On Sept. 30 the German author Ilija Trojanov was checking in for an American Airlines flight from Salvado de Bahia, Brazil, to Miami, en route to Denver, when he ran into trouble.

“I gave the agent my passport as usual, and there must have been something on the screen, because that moment she stood up and disappeared,” he recounted in an interview with Slate.“Her superior came in and claimed that because of cross-border security, she was obliged to inform the American authorities that I was trying to check in and she wanted to take my passport. After about 10 or 15 minutes, I asked the lady at the check-in counter if it was a regular thing. She said, ‘Your case is special.’ ” Shortly after that, without explanation, Trojanov was told he would have to return to Germany.

Trojanov, a Bulgarian-born writer known in Germany for his novels as well as nonfiction writing on contemporary European politics, had been attending a book fair in Brazil. He was heading to Denver to attend the America’s German Studies Association conference. He says he was particularly angered when the airport officials told him he would have to apply for a visa. German citizens don’t need visas to travel to the United States for business trips under 90 days, just an electronic authorization known as ESTA, which Trojanov says he had. In any case, acquiring a visa is an involved process that certainly couldn’t have been completed in time for him to make his conference.   
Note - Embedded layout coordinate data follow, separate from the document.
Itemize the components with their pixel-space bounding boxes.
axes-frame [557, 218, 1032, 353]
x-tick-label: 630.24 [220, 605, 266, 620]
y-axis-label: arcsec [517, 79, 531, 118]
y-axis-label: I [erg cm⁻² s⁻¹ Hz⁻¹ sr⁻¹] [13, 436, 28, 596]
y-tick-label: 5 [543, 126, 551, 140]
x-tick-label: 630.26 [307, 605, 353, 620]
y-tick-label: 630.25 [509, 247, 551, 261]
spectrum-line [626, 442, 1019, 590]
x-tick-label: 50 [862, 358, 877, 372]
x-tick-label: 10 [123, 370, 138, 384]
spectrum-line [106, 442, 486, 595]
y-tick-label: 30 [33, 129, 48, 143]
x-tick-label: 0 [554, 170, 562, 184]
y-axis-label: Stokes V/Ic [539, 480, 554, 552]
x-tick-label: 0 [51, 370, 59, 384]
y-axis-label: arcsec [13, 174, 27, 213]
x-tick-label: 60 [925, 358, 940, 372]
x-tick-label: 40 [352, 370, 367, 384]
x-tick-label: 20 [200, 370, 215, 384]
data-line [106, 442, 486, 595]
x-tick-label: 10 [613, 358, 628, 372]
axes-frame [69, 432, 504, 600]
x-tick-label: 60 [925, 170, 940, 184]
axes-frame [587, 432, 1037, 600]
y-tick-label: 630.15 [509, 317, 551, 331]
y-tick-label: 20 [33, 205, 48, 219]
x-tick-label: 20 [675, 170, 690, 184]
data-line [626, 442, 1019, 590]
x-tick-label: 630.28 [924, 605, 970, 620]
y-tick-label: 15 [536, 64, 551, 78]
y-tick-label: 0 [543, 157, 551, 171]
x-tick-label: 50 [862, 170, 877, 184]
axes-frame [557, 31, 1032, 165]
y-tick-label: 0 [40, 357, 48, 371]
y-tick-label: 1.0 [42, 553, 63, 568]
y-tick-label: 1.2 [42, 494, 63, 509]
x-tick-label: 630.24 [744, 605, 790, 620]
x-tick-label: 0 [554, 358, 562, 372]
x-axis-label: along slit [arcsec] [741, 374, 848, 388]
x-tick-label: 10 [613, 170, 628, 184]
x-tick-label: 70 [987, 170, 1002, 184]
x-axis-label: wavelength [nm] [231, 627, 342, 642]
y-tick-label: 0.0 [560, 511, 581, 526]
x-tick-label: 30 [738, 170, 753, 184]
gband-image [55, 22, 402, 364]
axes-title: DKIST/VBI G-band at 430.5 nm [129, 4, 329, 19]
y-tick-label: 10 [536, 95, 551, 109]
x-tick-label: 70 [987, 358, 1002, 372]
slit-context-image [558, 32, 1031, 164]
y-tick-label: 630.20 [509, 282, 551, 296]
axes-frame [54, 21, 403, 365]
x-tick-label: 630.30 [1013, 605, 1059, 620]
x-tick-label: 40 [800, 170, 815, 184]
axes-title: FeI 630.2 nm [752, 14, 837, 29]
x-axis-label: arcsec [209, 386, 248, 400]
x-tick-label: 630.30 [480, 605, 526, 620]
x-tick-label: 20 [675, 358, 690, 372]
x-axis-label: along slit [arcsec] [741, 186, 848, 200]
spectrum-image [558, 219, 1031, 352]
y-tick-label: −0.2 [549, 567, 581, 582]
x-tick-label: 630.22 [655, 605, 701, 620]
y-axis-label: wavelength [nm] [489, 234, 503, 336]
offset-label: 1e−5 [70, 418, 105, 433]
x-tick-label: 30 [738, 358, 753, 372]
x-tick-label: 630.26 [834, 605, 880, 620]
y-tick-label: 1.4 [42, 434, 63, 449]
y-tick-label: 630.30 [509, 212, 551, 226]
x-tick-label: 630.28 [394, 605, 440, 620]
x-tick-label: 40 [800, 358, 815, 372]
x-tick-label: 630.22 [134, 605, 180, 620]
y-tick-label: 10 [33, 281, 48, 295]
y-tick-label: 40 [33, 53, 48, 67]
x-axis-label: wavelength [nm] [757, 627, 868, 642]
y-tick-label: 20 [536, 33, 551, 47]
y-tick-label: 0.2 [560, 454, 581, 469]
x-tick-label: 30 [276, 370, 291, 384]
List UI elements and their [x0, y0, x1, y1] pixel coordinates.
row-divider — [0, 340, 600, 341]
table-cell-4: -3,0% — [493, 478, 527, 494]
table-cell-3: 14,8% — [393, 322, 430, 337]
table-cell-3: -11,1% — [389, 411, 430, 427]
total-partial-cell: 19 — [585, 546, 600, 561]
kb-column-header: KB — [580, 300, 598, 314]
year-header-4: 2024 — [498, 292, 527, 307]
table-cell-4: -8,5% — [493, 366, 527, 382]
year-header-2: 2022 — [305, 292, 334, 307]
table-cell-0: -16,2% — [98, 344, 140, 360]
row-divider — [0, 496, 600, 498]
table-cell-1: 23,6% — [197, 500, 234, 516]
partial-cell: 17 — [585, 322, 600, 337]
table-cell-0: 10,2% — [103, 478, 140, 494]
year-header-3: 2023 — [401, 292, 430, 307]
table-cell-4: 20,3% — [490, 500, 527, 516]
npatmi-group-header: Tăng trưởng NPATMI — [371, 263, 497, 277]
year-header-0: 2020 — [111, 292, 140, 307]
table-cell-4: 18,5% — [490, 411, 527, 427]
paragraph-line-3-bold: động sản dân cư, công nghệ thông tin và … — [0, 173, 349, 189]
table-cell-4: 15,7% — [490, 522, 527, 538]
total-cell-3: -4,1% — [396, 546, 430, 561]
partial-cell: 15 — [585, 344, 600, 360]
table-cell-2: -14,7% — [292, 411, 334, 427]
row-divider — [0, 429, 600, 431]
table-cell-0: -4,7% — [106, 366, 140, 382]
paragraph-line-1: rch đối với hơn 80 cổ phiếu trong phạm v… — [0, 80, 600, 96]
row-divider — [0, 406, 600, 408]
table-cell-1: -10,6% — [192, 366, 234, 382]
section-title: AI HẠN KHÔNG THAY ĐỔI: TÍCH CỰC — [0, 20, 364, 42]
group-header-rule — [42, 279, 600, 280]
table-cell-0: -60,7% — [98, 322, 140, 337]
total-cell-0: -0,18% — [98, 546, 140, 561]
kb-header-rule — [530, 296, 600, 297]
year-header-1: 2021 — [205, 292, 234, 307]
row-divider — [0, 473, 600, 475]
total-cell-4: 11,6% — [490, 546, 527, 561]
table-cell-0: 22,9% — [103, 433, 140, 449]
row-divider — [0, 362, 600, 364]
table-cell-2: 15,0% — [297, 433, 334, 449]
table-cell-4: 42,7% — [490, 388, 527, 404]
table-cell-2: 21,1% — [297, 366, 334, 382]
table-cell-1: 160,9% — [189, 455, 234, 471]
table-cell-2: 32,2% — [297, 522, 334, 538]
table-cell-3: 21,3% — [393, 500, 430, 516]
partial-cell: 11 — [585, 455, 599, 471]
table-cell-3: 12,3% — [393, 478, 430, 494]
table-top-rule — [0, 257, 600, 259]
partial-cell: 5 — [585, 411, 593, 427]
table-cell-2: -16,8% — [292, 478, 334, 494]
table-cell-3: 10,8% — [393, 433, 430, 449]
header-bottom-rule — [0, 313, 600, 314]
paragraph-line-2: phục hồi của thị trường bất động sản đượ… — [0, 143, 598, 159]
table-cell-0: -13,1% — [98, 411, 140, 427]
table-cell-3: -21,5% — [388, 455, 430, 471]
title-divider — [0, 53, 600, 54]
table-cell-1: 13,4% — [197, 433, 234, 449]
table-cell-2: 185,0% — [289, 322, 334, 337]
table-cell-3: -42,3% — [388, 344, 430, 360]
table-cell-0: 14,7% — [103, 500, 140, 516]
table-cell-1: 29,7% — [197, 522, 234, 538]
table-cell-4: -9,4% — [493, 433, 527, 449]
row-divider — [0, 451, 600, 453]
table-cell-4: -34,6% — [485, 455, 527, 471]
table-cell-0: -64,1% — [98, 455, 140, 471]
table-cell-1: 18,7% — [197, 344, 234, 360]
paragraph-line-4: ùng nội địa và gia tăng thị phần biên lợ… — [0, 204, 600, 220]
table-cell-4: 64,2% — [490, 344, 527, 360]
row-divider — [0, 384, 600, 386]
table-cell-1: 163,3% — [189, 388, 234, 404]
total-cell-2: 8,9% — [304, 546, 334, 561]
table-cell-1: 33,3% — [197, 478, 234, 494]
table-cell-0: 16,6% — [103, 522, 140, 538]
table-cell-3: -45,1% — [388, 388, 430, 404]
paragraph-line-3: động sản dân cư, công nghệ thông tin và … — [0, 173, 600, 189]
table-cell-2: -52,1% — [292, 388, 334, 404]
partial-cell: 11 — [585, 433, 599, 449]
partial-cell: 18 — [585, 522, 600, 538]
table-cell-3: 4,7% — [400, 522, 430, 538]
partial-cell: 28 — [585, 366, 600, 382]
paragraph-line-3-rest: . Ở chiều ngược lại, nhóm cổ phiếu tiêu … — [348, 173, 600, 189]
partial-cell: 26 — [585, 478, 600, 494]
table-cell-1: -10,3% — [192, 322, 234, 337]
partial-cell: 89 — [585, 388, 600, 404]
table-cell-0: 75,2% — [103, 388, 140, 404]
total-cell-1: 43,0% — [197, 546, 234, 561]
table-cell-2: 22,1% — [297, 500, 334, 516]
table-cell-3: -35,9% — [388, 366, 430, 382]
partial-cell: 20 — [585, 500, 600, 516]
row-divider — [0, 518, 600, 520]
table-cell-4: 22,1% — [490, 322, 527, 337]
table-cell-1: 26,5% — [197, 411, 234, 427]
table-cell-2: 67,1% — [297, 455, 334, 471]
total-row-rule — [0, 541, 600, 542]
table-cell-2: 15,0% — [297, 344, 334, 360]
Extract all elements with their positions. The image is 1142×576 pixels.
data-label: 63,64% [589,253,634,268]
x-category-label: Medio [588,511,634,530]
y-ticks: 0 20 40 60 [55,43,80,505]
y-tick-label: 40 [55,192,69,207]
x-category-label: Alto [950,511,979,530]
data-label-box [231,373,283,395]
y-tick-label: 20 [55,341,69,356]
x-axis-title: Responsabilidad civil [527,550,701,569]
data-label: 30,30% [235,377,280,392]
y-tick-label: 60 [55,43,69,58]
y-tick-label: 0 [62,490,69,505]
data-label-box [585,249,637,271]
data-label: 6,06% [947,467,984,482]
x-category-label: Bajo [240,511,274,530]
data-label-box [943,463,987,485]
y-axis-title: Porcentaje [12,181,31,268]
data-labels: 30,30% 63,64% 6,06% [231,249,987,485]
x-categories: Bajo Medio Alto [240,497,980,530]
“Telling me to get a visa was the official version of saying ‘go and fuck off’ in this particular context,” Trojanov says.

This isn’t the first time the 48-year-old writer has had trouble traveling to the United States. Another time, he was initially denied a visa—again without explanation—to teach for a semester at Washington University in St. Louis. He did eventually receive a visa, only after the university wrote the State Department on his behalf  several weeks after the semester had begun. 

So why was he denied this week? The U.S. embassy in Berlin isn’t commenting on the case, but Trojanov suspects it might be because of how outspoken he has been about on U.S. government surveillance, particularly in light of recent revelations about the National Security Agency. In 2010, he co-authored a polemical book on surveillance titled Attack on Freedom: The Security Obsession, the Surveillance State, and the Dismantling of Civil Rights, which warns of the dangers of government surveillance in Europe.

More recently, he and his co-author Juli Zeh wrote an open letter to Chancellor Angela Merkel in the wake of Edward Snowden’s NSA leaks demanding that the German government “tell the nation the full truth about the spying offensive” carried out by the U.S. agency on German soil. 

The Pen American Center has protested his exclusion to an academic conference to the State Department, and the German foreign ministry has asked the U.S. government for an explanation.

But Trojanov isn’t optimistic that they’ll get one. “I’m quite certain that I’m not going to receive any information,” he says, noting that the last time he tried to find out why he was denied entry he was told, “We do not give out any information regarding reasons for this process.”

“If they’re not going to give the German government any information regarding [the NSA surveillance], why should they bother with such a minor matter as my own?” he asks.

Trojanow ended up speaking at the conference via Skype, but he still plans to apply for a U.S. visa. “I’m prepared to fly to New York and be sent back just to find out how this works and what’s happening,” he says.

While frustrated by the experience, he says he’s been happy to see German public opinion shifting on the issue of government surveillance. “When my co-author and I published this book in 2010, many reacted in an incredulous way,” he says. “They said we were exaggerating or being paranoid. They called us conspiracy theorists. People are coming to realize that this is very real and are coming to understand the extent of the threat.” 

He sees the attention his case has gotten, which has included extensive print, radio, and television coverage in Germany, as evidence of this shift. “The fact that my case, which I don’t think was that dramatic, provoked such a huge media frenzy was surprising,” he says. “My case doesn’t warrant that kind of attention. The only explanation for it is that people have been frustrated by what we’ve learned about the activities of the NSA and are frustrated by the fact that there’s nothing they can do about it.”

If Trojanov really was excluded from the United States because of his political views, it seems like a pretty short-sighted strategy. His three-year-old polemic on surveillance is currently the fourth-best-selling politics book on Amazon in Germany.